Mencari Inspirasi di Taman Bunga Selecta

Jenuh dengan rutinitas berangkat pagi-perpustakaan-kampus-pulang sore, ditambah dengan hiruk pikuknya Kota Surabaya membuatku ingin kabur sebentar. Penat membuat ideku buntu alias mampet. Langsung terlintas ide untuk menenangkan pikiran keluar kota. Sore itu aku menghubungi sepupu yang tinggal di Malang, meminta izin untuk menginap beberapa malam.

Keesokan hari, aku berangkat mengendarai motor seorang diri. Udara pagi yang masih segar malah membuatku semakin tidak sabar. Tak terasa perjalananku sudah sampai di Malang, sempat bingung harus kemana karena saat itu sepupu belum pulang kerja. Akhirnya aku berhenti di Perpustakaan Kota Batu, sekilas bangunannya tak nampak seperti perpustakaan. Seumur hidup, pertama kali ini aku mengunjungi perpustakaan kota yang tata ruangnya agak berantakan. Sayang sekali ya padahal perpustakaan adalah tempat yang harusnya ditata sedemikian rupa agar menarik pengunjung dan membuat pengunjung betah meluangkan waktu di sini. Perpustakaan adalah salah satu wadah untuk menambah wawasan kita. Aku berharap ada perbaikan dan perkembangan yang baik ke depannya.

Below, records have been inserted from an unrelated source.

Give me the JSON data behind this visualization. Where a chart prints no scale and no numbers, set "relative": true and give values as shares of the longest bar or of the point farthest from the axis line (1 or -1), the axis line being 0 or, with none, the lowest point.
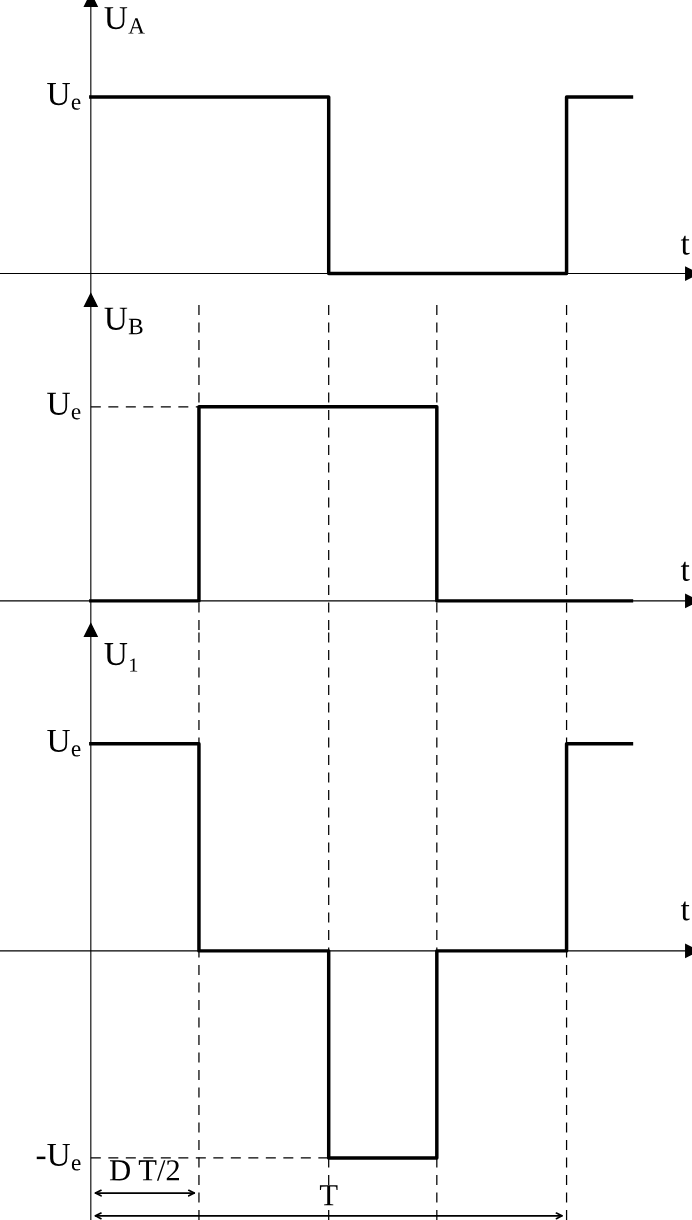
{
  "chart_data": [
    {
      "type": "step",
      "relative": true,
      "ylabel": "U$_{A}$",
      "xlabel": "t",
      "categories": [
        null,
        null,
        null,
        null,
        null,
        null,
        null,
        null,
        null,
        null,
        null,
        null,
        null,
        null,
        null,
        null,
        null,
        null,
        null,
        null,
        null,
        null,
        null,
        null,
        null,
        null
      ],
      "series": [
        {
          "color": "#000000",
          "values": [
            1,
            1,
            1,
            1,
            1,
            1,
            1,
            1,
            1,
            1,
            1,
            0,
            0,
            0,
            0,
            0,
            0,
            0,
            0,
            0,
            0,
            0,
            1,
            1,
            1,
            1
          ]
        }
      ],
      "annotations": [
        "U$_{e}$"
      ]
    },
    {
      "type": "step",
      "relative": true,
      "grid": "x",
      "ylabel": "U$_{B}$",
      "xlabel": "t",
      "categories": [
        null,
        null,
        null,
        null,
        null,
        null,
        null,
        null,
        null,
        null,
        null,
        null,
        null,
        null,
        null,
        null,
        null,
        null,
        null,
        null,
        null,
        null,
        null,
        null,
        null,
        null
      ],
      "series": [
        {
          "color": "#000000",
          "values": [
            0,
            0,
            0,
            0,
            0,
            1,
            1,
            1,
            1,
            1,
            1,
            1,
            1,
            1,
            1,
            1,
            0,
            0,
            0,
            0,
            0,
            0,
            0,
            0,
            0,
            0
          ]
        }
      ],
      "annotations": [
        "U$_{e}$"
      ]
    },
    {
      "type": "step",
      "relative": true,
      "grid": "x",
      "ylabel": "U₁",
      "xlabel": "t",
      "categories": [
        null,
        null,
        null,
        null,
        null,
        null,
        null,
        null,
        null,
        null,
        null,
        null,
        null,
        null,
        null,
        null,
        null,
        null,
        null,
        null,
        null,
        null,
        null,
        null,
        null,
        null
      ],
      "series": [
        {
          "color": "#000000",
          "values": [
            1,
            1,
            1,
            1,
            1,
            0,
            0,
            0,
            0,
            0,
            0,
            -1,
            -1,
            -1,
            -1,
            -1,
            0,
            0,
            0,
            0,
            0,
            0,
            1,
            1,
            1,
            1
          ]
        }
      ],
      "annotations": [
        "U$_{e}$",
        "-U$_{e}$",
        "D T/2",
        "T"
      ]
    }
  ]
}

Aku mengambil tempat duduk di salah satu sudut, membaca beberapa buku untuk membunuh waktu. Ternyata cukup banyak pengunjung yang datang saat hari semakin siang, membuat suasana tidak kikuk. Aku terus menikmati bacaan yang ada di hadapanku sembari mengetik tulisan satu dua halaman untuk tugas akhirku. Telepon dari sepupu menghentikan aktifitasku, aku segera bergegas menyusulnya di tempat yang telah kami sepakati.

Pergi ke Selecta adalah keinginanku sejak lama, aku mencoba mengajak sepupu untuk refreshing kesana tetapi ternyata sepupu punya urusan yang harus diselesaikan. Selecta membuatku semakin penasaran, akhirnya ku bulatkan tekad untuk kesana sendirian. Kalau tidak sekarang, kapan lagi?

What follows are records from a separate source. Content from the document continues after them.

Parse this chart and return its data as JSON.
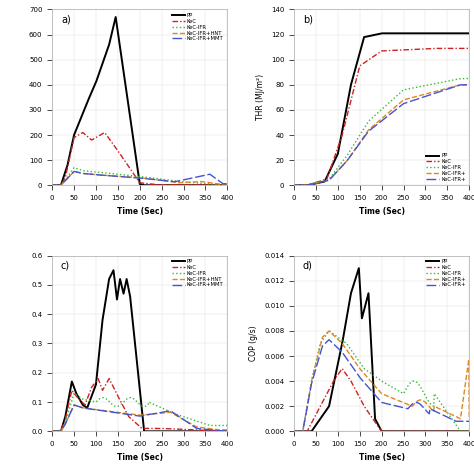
{
  "fig_bg": "#ffffff",
  "panel_bg": "#ffffff",
  "colors": {
    "PP": "#000000",
    "KeC": "#cc2222",
    "KeC_IFR": "#33bb33",
    "KeC_IFR_HNT": "#dd8822",
    "KeC_IFR_MMT": "#4455cc"
  },
  "legend_labels_a": [
    "PP",
    "KeC",
    "KeC-IFR",
    "KeC-IFR+HNT",
    "KeC-IFR+MMT"
  ],
  "legend_labels_b": [
    "PP",
    "KeC",
    "KeC-IFR",
    "KeC-IFR+",
    "KeC-IFR+"
  ],
  "legend_labels_c": [
    "PP",
    "KeC",
    "KeC-IFR",
    "KeC-IFR+HNT",
    "KeC-IFR+MMT"
  ],
  "legend_labels_d": [
    "PP",
    "KeC",
    "KeC-IFR",
    "KeC-IFR+",
    "KeC-IFR+"
  ],
  "xlabel": "Time (Sec)",
  "ylabel_a": "",
  "ylabel_b": "THR (MJ/m²)",
  "ylabel_c": "",
  "ylabel_d": "COP (g/s)",
  "xlim": [
    0,
    400
  ],
  "ylim_a": [
    0,
    700
  ],
  "ylim_b": [
    0,
    140
  ],
  "ylim_c": [
    0,
    0.6
  ],
  "ylim_d": [
    0,
    0.014
  ],
  "xticks": [
    0,
    50,
    100,
    150,
    200,
    250,
    300,
    350,
    400
  ],
  "yticks_b": [
    0,
    20,
    40,
    60,
    80,
    100,
    120,
    140
  ],
  "yticks_d": [
    0.0,
    0.002,
    0.004,
    0.006,
    0.008,
    0.01,
    0.012,
    0.014
  ]
}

Saat menuju Selecta, aku belum sempat mandi, ini bukan karena aku malas, tidak sama sekali. Aku berniat untuk berenang di sana, lagian hawa dingin membuatku berpikir berulang kali untuk bolak-balik mandi. haha

Persiapan yang kurang matang membuatku (sedikit) kelabakan, untung ada toko kelontong jadi aku tidak malu membeli shampoo hanya dua sachet. hahaha . Aku sangat berterimakasih pada papan petunjuk yang ada di setiap persimpangan jalan, tanpa mereka aku tidak akan sampai di Selecta.

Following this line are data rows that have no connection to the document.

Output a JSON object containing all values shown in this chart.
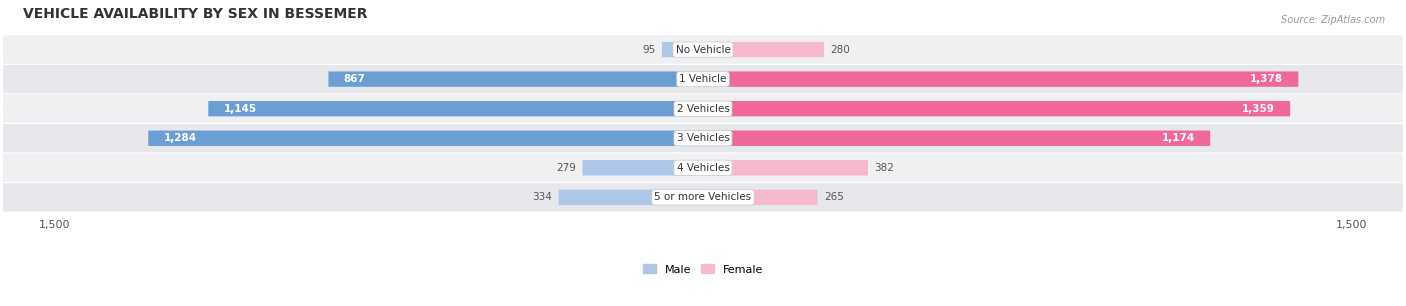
{
  "title": "VEHICLE AVAILABILITY BY SEX IN BESSEMER",
  "source": "Source: ZipAtlas.com",
  "categories": [
    "No Vehicle",
    "1 Vehicle",
    "2 Vehicles",
    "3 Vehicles",
    "4 Vehicles",
    "5 or more Vehicles"
  ],
  "male_values": [
    95,
    867,
    1145,
    1284,
    279,
    334
  ],
  "female_values": [
    280,
    1378,
    1359,
    1174,
    382,
    265
  ],
  "male_color_light": "#aec6e8",
  "male_color_dark": "#6b9fd4",
  "female_color_light": "#f5b8cc",
  "female_color_dark": "#f0679a",
  "male_label": "Male",
  "female_label": "Female",
  "xlim": 1500,
  "row_bg_even": "#f0f0f2",
  "row_bg_odd": "#e6e8ec",
  "background_color": "#ffffff",
  "bar_height": 0.52,
  "figsize": [
    14.06,
    3.06
  ],
  "dpi": 100,
  "large_threshold": 400
}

Selecta adalah kolam renang dan taman bunga yang sudah dibangun sejak jaman penjajahan Belanda, hal itu menjadikan Selecta sebagai salah satu objek wisata tertua di Kota Wisata Batu. Bangunannya masih asli dan klasik khas Eropa. Di Selecta juga ada pemandian air panas, tetapi hanya disediakan pagi dan sore hari.

Tidak jauh dari tempat parkir, aku disambut oleh akuarium dan kolam yang berisi banyak ikan air tawar. Ikan-ikan itu terlihat sudah biasa dengan pengunjung yang datang. Mereka cepat tanggap bila ada pengunjung yang terlihat akan menebar pelet (makanan khusus ikan). Ada beberapa rute yang bisa dilalui untuk menuju taman bunga, aku memilih untuk mengambil jalan pintas, menyusuri pinggir kolam renang dewasa dan anak-anak.

Aku merasa beruntung sekali saat berkunjung kesini, bunga di taman sedang mekar dan sangat cantik, itu karena aku berkunjung di bulan Oktober. Bunga-bunga di Selecta mekar dengan maksimal hanya di bulan tertentu, yaitu antara bulan September sampai bulan Desember.  

image

Bunga dan pohon berjajar rapi dan berwarna-warni, ditambah dengan cuaca pagi itu yang cerah membuat semuanya semakin elok. Aku mulai merasakan energi positif mengalir di tubuhku (hahahaha lebay!). Pikiranku serasa disegarkan kembali. Taman bunga yang sepi seakan jadi taman bunga pribadi. Aku dikejutkan oleh segerombolan lelaki yang meminta bantuan untuk memotret mereka.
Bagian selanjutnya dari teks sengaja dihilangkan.